Bearing in mind that the purpose of the Workers’ Compensation Act is financial protection for an injured worker without regard to fault, we conclude that claimant’s injury is sufficiently work-related to be compensable. He was injured while he was executing the assigned task of removing an unruly patient from the employer’s premises. His disregard of the employer’s rules was deliberate but did not involve a prohibited overstepping of the boundaries defining his ultimate job responsibilities. Rather, his misconduct involved a violation of the employer’s rules governing the method of accomplishing his ultimate work, and therefore he remained within the scope of his employment. See 1A Larson, Workmen’s Compensation Law 6-7, § 31.00 (1979).

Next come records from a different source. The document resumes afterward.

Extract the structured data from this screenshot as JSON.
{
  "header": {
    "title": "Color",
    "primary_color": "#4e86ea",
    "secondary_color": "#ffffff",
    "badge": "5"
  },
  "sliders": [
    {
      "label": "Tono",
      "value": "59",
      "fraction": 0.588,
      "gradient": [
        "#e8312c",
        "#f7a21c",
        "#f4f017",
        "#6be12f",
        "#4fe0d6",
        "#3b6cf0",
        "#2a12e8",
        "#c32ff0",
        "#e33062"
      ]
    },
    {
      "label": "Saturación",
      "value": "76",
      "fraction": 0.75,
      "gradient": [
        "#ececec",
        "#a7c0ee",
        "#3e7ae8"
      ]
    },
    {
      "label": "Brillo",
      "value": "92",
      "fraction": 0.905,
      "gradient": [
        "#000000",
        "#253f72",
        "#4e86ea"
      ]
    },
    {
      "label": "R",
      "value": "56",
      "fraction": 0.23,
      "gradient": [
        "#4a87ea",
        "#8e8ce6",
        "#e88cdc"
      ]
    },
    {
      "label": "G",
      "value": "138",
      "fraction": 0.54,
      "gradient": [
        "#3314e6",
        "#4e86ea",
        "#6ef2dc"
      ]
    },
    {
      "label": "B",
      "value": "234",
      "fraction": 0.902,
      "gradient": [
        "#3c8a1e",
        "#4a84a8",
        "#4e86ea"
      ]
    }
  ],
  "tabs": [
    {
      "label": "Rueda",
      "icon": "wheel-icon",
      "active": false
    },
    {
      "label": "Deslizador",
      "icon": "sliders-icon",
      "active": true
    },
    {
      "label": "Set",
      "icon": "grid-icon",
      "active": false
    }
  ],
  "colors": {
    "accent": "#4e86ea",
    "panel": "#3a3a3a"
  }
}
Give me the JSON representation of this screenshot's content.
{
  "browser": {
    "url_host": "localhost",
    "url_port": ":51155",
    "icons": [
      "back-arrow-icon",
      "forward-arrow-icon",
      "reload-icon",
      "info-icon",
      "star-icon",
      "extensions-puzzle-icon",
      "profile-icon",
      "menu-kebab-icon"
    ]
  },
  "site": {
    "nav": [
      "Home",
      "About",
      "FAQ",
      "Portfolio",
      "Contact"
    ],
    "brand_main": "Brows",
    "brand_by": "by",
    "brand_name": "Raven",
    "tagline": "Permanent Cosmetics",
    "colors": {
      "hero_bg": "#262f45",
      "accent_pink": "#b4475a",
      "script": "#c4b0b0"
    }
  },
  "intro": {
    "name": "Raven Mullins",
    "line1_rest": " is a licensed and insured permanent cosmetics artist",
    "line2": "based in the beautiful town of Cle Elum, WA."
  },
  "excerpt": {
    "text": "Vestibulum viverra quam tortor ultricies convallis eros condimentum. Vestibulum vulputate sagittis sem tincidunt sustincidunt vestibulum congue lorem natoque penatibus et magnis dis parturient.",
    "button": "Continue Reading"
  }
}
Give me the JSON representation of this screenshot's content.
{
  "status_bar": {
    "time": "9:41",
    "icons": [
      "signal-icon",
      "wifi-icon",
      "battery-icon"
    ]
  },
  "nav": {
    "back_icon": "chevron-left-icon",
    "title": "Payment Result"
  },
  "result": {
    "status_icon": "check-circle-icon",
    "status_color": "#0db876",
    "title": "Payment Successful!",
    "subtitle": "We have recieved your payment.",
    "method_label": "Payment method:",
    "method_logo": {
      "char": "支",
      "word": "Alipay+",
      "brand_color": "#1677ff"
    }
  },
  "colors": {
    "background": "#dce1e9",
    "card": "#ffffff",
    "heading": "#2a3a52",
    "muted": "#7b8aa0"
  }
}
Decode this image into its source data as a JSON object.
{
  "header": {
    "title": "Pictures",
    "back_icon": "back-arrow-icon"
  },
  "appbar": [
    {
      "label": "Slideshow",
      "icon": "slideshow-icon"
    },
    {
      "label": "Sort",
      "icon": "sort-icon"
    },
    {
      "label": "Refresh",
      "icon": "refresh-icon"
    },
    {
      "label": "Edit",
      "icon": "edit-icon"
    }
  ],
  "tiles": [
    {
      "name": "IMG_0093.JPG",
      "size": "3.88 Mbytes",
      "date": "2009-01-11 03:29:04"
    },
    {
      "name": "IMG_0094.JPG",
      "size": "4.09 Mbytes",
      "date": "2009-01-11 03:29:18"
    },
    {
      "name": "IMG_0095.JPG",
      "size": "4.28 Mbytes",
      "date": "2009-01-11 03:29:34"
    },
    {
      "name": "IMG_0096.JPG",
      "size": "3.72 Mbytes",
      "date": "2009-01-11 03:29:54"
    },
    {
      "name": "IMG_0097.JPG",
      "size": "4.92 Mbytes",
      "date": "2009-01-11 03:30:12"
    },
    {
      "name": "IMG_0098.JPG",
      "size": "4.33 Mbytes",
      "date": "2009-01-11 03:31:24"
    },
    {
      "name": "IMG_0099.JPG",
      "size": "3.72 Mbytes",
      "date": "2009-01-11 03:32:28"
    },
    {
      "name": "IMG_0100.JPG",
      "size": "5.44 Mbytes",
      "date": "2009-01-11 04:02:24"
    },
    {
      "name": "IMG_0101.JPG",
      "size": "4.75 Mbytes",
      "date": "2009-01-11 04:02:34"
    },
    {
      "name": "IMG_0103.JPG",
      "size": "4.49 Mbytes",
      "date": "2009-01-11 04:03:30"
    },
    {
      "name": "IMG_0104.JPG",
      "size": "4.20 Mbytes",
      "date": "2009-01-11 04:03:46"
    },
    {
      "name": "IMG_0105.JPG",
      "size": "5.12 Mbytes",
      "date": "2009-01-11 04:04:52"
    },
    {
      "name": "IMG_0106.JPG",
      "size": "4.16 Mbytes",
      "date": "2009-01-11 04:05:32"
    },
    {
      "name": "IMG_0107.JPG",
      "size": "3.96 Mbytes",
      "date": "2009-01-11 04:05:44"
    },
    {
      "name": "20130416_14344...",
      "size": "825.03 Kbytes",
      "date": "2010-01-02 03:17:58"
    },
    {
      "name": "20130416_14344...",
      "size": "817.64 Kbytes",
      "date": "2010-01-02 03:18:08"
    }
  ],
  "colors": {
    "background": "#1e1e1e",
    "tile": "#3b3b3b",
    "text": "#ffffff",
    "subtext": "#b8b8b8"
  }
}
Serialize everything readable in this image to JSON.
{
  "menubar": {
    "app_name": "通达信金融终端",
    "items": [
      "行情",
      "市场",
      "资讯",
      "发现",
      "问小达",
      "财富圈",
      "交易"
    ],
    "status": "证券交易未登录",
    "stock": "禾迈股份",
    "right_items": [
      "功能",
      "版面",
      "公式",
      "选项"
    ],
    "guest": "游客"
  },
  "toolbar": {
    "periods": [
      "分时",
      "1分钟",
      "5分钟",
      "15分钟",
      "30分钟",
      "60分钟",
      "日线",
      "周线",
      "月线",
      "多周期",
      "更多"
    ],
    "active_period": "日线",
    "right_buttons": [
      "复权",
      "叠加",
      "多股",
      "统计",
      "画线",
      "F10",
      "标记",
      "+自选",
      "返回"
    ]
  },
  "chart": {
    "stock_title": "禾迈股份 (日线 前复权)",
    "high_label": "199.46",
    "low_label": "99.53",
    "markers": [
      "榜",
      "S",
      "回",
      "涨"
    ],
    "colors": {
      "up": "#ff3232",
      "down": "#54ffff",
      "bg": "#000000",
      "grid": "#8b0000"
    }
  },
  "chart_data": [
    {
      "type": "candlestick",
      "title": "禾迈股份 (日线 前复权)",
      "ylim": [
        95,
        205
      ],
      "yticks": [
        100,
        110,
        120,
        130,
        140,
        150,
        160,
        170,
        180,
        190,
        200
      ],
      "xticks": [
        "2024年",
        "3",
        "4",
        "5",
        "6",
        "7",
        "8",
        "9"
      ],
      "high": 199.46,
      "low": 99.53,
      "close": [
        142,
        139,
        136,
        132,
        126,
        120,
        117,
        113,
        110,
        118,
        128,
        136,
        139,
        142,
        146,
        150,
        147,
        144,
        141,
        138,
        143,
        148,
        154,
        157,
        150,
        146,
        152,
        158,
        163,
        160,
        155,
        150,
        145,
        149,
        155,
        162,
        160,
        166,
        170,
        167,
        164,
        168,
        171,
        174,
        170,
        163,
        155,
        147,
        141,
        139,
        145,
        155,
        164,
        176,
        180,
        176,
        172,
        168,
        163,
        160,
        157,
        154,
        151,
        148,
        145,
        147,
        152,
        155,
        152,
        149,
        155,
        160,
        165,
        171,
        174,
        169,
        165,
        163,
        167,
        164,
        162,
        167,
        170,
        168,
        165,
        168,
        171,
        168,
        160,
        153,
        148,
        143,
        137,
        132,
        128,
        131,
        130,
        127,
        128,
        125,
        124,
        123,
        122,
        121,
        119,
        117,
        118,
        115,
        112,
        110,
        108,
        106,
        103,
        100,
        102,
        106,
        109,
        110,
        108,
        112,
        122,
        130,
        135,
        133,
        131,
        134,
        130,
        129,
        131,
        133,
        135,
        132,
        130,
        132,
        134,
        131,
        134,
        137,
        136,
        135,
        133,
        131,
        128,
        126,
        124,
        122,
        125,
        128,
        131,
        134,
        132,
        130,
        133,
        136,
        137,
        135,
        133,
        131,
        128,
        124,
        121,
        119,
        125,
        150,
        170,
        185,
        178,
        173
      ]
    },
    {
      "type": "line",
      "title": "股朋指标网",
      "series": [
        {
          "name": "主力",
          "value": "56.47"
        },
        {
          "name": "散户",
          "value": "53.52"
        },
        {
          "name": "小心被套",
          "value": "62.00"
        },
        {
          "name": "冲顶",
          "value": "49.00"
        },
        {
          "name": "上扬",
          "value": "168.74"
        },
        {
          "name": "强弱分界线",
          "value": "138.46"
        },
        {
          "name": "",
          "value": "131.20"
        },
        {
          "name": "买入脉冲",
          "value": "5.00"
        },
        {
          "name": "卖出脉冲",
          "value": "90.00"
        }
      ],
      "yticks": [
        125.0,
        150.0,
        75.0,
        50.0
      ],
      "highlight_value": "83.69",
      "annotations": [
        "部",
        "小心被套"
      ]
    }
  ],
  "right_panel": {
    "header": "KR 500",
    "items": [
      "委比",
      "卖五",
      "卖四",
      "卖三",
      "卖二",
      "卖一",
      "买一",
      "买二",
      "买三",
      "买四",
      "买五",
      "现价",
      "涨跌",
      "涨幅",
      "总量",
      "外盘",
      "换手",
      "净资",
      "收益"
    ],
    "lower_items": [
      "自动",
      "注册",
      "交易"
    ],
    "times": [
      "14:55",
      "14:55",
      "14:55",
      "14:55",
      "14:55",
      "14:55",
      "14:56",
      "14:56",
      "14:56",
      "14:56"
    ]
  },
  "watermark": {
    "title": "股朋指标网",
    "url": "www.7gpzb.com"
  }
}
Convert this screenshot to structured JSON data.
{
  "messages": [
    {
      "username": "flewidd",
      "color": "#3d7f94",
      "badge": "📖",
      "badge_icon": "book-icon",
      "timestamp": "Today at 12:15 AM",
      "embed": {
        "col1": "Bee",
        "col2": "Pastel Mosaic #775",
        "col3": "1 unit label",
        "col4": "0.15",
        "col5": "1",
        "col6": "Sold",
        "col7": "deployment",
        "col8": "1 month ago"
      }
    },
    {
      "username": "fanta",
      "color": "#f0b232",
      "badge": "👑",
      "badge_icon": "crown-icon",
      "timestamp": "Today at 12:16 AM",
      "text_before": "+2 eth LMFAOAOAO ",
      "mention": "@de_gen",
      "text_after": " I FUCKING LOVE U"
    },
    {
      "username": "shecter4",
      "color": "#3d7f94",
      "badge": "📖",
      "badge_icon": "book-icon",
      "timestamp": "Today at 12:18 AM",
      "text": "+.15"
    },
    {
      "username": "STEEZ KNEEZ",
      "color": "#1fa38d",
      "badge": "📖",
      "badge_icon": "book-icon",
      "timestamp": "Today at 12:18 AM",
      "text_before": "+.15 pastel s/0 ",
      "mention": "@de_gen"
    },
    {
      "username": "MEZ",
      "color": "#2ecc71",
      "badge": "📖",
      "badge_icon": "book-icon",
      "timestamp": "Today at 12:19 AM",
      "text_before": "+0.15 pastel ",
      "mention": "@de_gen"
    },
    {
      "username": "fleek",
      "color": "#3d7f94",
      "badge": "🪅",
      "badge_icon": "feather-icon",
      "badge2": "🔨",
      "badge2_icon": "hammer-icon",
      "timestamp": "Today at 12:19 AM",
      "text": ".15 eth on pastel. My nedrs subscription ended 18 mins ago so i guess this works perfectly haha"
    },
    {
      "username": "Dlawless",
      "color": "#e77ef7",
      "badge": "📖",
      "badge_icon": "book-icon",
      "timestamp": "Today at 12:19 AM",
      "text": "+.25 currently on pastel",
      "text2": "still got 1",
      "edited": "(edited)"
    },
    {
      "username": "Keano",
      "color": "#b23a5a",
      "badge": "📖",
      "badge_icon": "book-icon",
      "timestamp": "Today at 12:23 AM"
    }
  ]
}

Because SAIF concedes that the dispositive misconduct here is the prohibited act of leaving the premises (as opposed to assaulting the patient), claimant’s misconduct is nothing more than disobedience to specific instructions limiting the sphere of the execution of his employment responsibilities. Because we find that misconduct to be a mere violation of the designated method of execution of his ultimate j ob duty, the resulting injury is sufficiently work-related to be compensable. Cf. Mtr. of Feldman v. A.B.C. Vending, 16 AD 2d 189, 226 NYS 2d 892 (1962); aff'd 12 NY2d 223, 238 NYS 2d 667, 188 NE2d 905 (1963) (deceased violated rule restricting him to employer’s premises to investigate a nearby fire, compensation allowed); Green v. DeFuria, 19 NJ 290, 116 A2d 19 (1955) (injury sustained by gas station attendant who left station to silence horn of a car across the street in contravention of employer’s rule is compensable); 1A Larson Workmen’s Compensation Law, 6-22 — 6-26, § 31.23 (1979).

Reversed; referee’s order reinstated. 
      
       Claimant testified that he was involved in this initial scuffle on the hospital premises. The referee, however, found that Security Guard Turner was the more credible witness. Turner contradicted claimant’s story and testified that the only time claimant was involved in an altercation with the patient was in downtown Portland. We defer to the referee’s specific credibility finding. See Hannan v. Good Samaritan Hosp., 4 Or App 178, 471 P2d 831, 476 P2d 931 (1970), rev den (1971).
     
      
       ORS 656.005(8) (a) provides:
      “A ‘compensable injury’ is an accidental injury, or accidental injury to prosthetic appliances, arising out of and in the course of employment requiring medical services or resulting in disability or death; an injury is accidental if the result is an accident, whether or not due to accidental means. However, ‘compen-sable injury’ does not include injury to any active participant in assaults or combats which are not connected to the job assignment and which amount to a deviation from customary duties.”